The powerful chairman of the Senate Finance Committee reportedly wants to author the allocations portion of a cap-and-trade policy, but so far he’s been wrapped up in health care policy. His committee has held just one hearing on climate policy so far this year, one that Baucus did not attend due to commitments on health care. And while he wants to stake a claim on climate policy, he’s made it clear that he won’t get to it until after health care. “We’ve got health care. It’s going to take up most of the month. It’s going to be difficult to also do [climate],” he told reporters.
The real question is how much leeway Senate Majority Leader Harry Reid (D-Nev.) will give him. Reid originally set a Sept. 18 deadline for committee work on the climate bill, which he pushed back to Sept. 28. But now Barbara Boxer, chair of the Environment and Public Works Committee that has jurisdiction over the majority of climate policy, has said she won’t have her bill ready to be introduced until “later in September.”
Boxer has said that she intends to present and pass a comprehensive bill – with the allocations portion included – out of her committee, and let Baucus author his own if he so chooses. She told reporters in August that her staff is not working with Baucus’ to craft the allocations portion.
“I welcome all the committees to write whatever parts of the bill they feel they have jurisdiction over,” Boxer said in August. “I am happy to see all the committees getting involved. And then Harry Reid is going to take all the bills.”

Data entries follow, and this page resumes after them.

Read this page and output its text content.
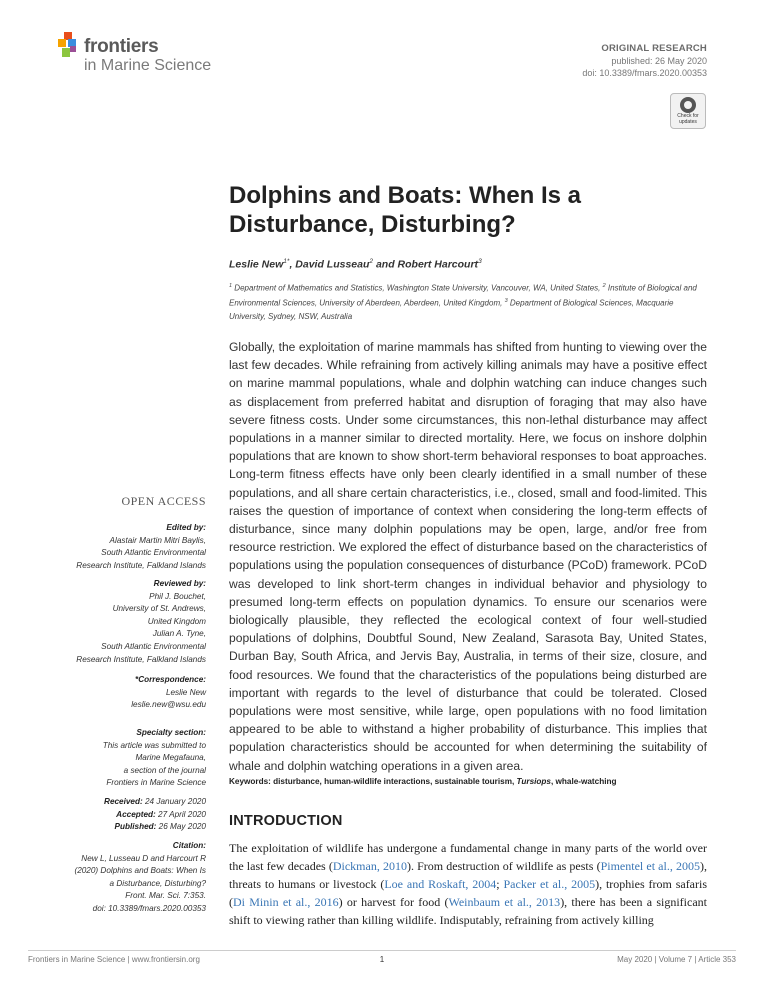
frontiers
in Marine Science
ORIGINAL RESEARCH
published: 26 May 2020
doi: 10.3389/fmars.2020.00353
Check for
updates
Dolphins and Boats: When Is a Disturbance, Disturbing?
Leslie New$^{1*}$, David Lusseau$^2$ and Robert Harcourt$^3$
$^1$ Department of Mathematics and Statistics, Washington State University, Vancouver, WA, United States, $^2$ Institute of Biological and Environmental Sciences, University of Aberdeen, Aberdeen, United Kingdom, $^3$ Department of Biological Sciences, Macquarie University, Sydney, NSW, Australia
Globally, the exploitation of marine mammals has shifted from hunting to viewing over the last few decades. While refraining from actively killing animals may have a positive effect on marine mammal populations, whale and dolphin watching can induce changes such as displacement from preferred habitat and disruption of foraging that may also have severe fitness costs. Under some circumstances, this non-lethal disturbance may affect populations in a manner similar to directed mortality. Here, we focus on inshore dolphin populations that are known to show short-term behavioral responses to boat approaches. Long-term fitness effects have only been clearly identified in a small number of these populations, and all share certain characteristics, i.e., closed, small and food-limited. This raises the question of importance of context when considering the long-term effects of disturbance, since many dolphin populations may be open, large, and/or free from resource restriction. We explored the effect of disturbance based on the characteristics of populations using the population consequences of disturbance (PCoD) framework. PCoD was developed to link short-term changes in individual behavior and physiology to presumed long-term effects on population dynamics. To ensure our scenarios were biologically plausible, they reflected the ecological context of four well-studied populations of dolphins, Doubtful Sound, New Zealand, Sarasota Bay, United States, Durban Bay, South Africa, and Jervis Bay, Australia, in terms of their size, closure, and food resources. We found that the characteristics of the populations being disturbed are important with regards to the level of disturbance that could be tolerated. Closed populations were most sensitive, while large, open populations with no food limitation appeared to be able to withstand a higher probability of disturbance. This implies that population characteristics should be accounted for when determining the suitability of whale and dolphin watching operations in a given area.
Keywords: disturbance, human-wildlife interactions, sustainable tourism, Tursiops, whale-watching
INTRODUCTION
The exploitation of wildlife has undergone a fundamental change in many parts of the world over the last few decades (Dickman, 2010). From destruction of wildlife as pests (Pimentel et al., 2005), threats to humans or livestock (Loe and Roskaft, 2004; Packer et al., 2005), trophies from safaris (Di Minin et al., 2016) or harvest for food (Weinbaum et al., 2013), there has been a significant shift to viewing rather than killing wildlife. Indisputably, refraining from actively killing
OPEN ACCESS
Edited by:
Alastair Martin Mitri Baylis,
South Atlantic Environmental
Research Institute, Falkland Islands
Reviewed by:
Phil J. Bouchet,
University of St. Andrews,
United Kingdom
Julian A. Tyne,
South Atlantic Environmental
Research Institute, Falkland Islands
*Correspondence:
Leslie New
leslie.new@wsu.edu
Specialty section:
This article was submitted to
Marine Megafauna,
a section of the journal
Frontiers in Marine Science
Received: 24 January 2020
Accepted: 27 April 2020
Published: 26 May 2020
Citation:
New L, Lusseau D and Harcourt R
(2020) Dolphins and Boats: When Is
a Disturbance, Disturbing?
Front. Mar. Sci. 7:353.
doi: 10.3389/fmars.2020.00353
Frontiers in Marine Science | www.frontiersin.org	1	May 2020 | Volume 7 | Article 353
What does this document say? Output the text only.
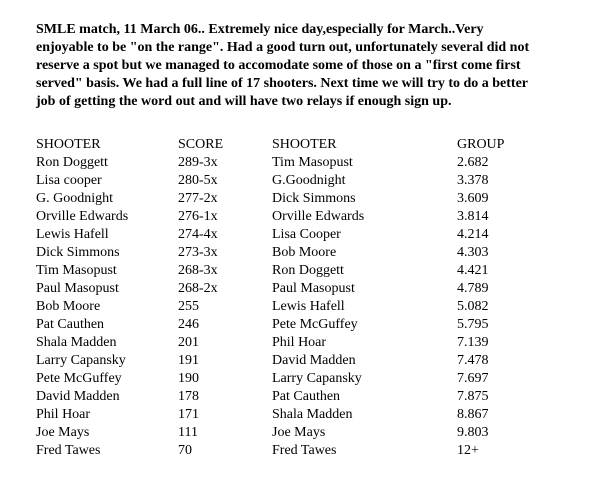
SMLE match, 11 March 06.. Extremely nice day,especially for March..Very
enjoyable to be "on the range". Had a good turn out, unfortunately several did not
reserve a spot but we managed to accomodate some of those on a "first come first
served" basis. We had a full line of 17 shooters. Next time we will try to do a better
job of getting the word out and will have two relays if enough sign up.
SHOOTER	SCORE	SHOOTER	GROUP
Ron Doggett	289-3x	Tim Masopust	2.682
Lisa cooper	280-5x	G.Goodnight	3.378
G. Goodnight	277-2x	Dick Simmons	3.609
Orville Edwards	276-1x	Orville Edwards	3.814
Lewis Hafell	274-4x	Lisa Cooper	4.214
Dick Simmons	273-3x	Bob Moore	4.303
Tim Masopust	268-3x	Ron Doggett	4.421
Paul Masopust	268-2x	Paul Masopust	4.789
Bob Moore	255	Lewis Hafell	5.082
Pat Cauthen	246	Pete McGuffey	5.795
Shala Madden	201	Phil Hoar	7.139
Larry Capansky	191	David Madden	7.478
Pete McGuffey	190	Larry Capansky	7.697
David Madden	178	Pat Cauthen	7.875
Phil Hoar	171	Shala Madden	8.867
Joe Mays	111	Joe Mays	9.803
Fred Tawes	70	Fred Tawes	12+
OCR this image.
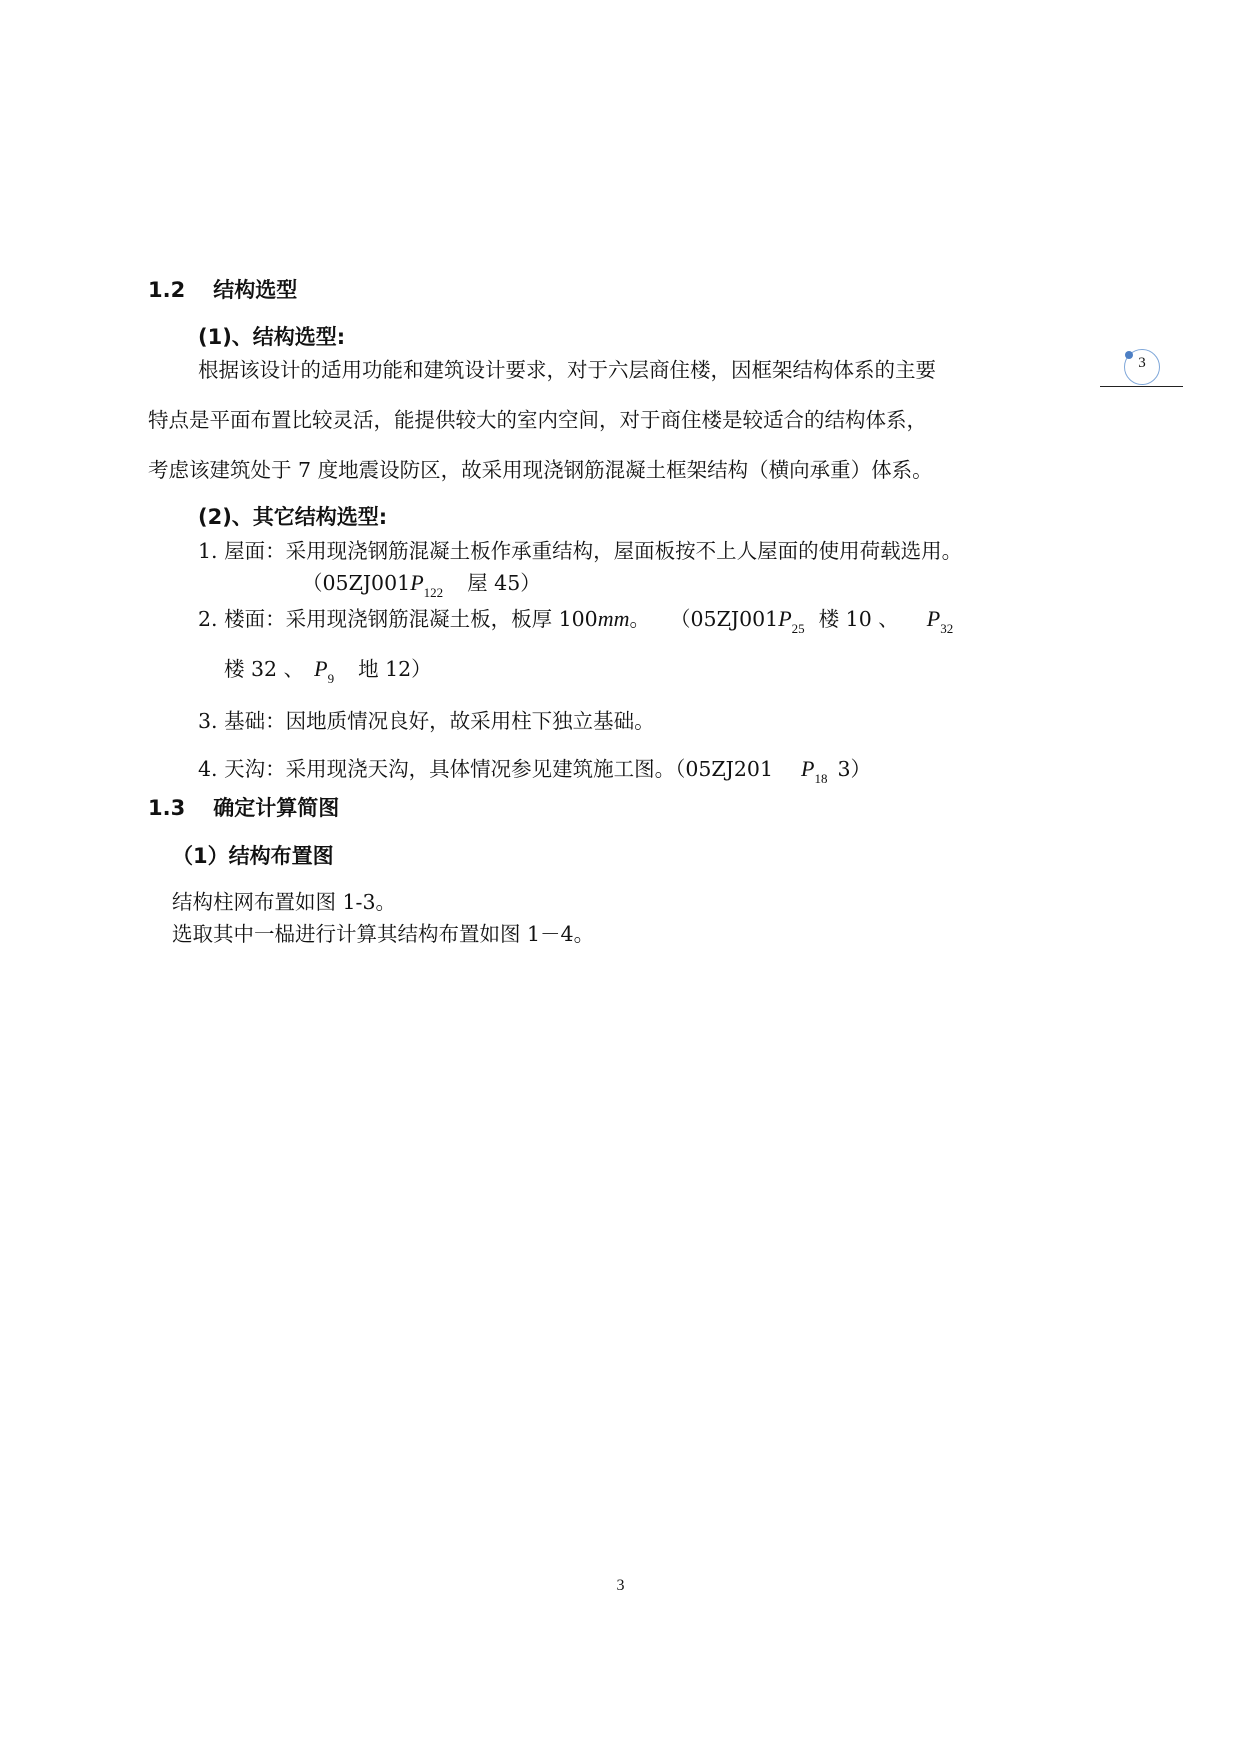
1.2 结构选型
(1)、结构选型:
根据该设计的适用功能和建筑设计要求，对于六层商住楼，因框架结构体系的主要
特点是平面布置比较灵活，能提供较大的室内空间，对于商住楼是较适合的结构体系，
考虑该建筑处于 7 度地震设防区，故采用现浇钢筋混凝土框架结构（横向承重）体系。
3
(2)、其它结构选型:
1. 屋面：采用现浇钢筋混凝土板作承重结构，屋面板按不上人屋面的使用荷载选用。
（$05ZJ001P_{122}$ 屋 45）
2. 楼面：采用现浇钢筋混凝土板，板厚 100mm。 （$05ZJ001P_{25}$ 楼 10 、 $P_{32}$
楼 32 、 $P_9$ 地 12）
3. 基础：因地质情况良好，故采用柱下独立基础。
4. 天沟：采用现浇天沟，具体情况参见建筑施工图。（05ZJ201 $P_{18}$ 3）
1.3 确定计算简图
（1）结构布置图
结构柱网布置如图 1-3。
选取其中一榀进行计算其结构布置如图 1－4。
3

There has been no official word yet from Reid on whether there will be a new deadline for committee work that Boxer and Baucus, and up to four other committees that have some jurisdiction, will be expected to meet. Reid’s office has only put out an official statement thus far acknowledging the delay in EPW and arguing that Reid still “fully expects the Senate to have ample time to consider this comprehensive clean energy and climate legislation before the end of the year.”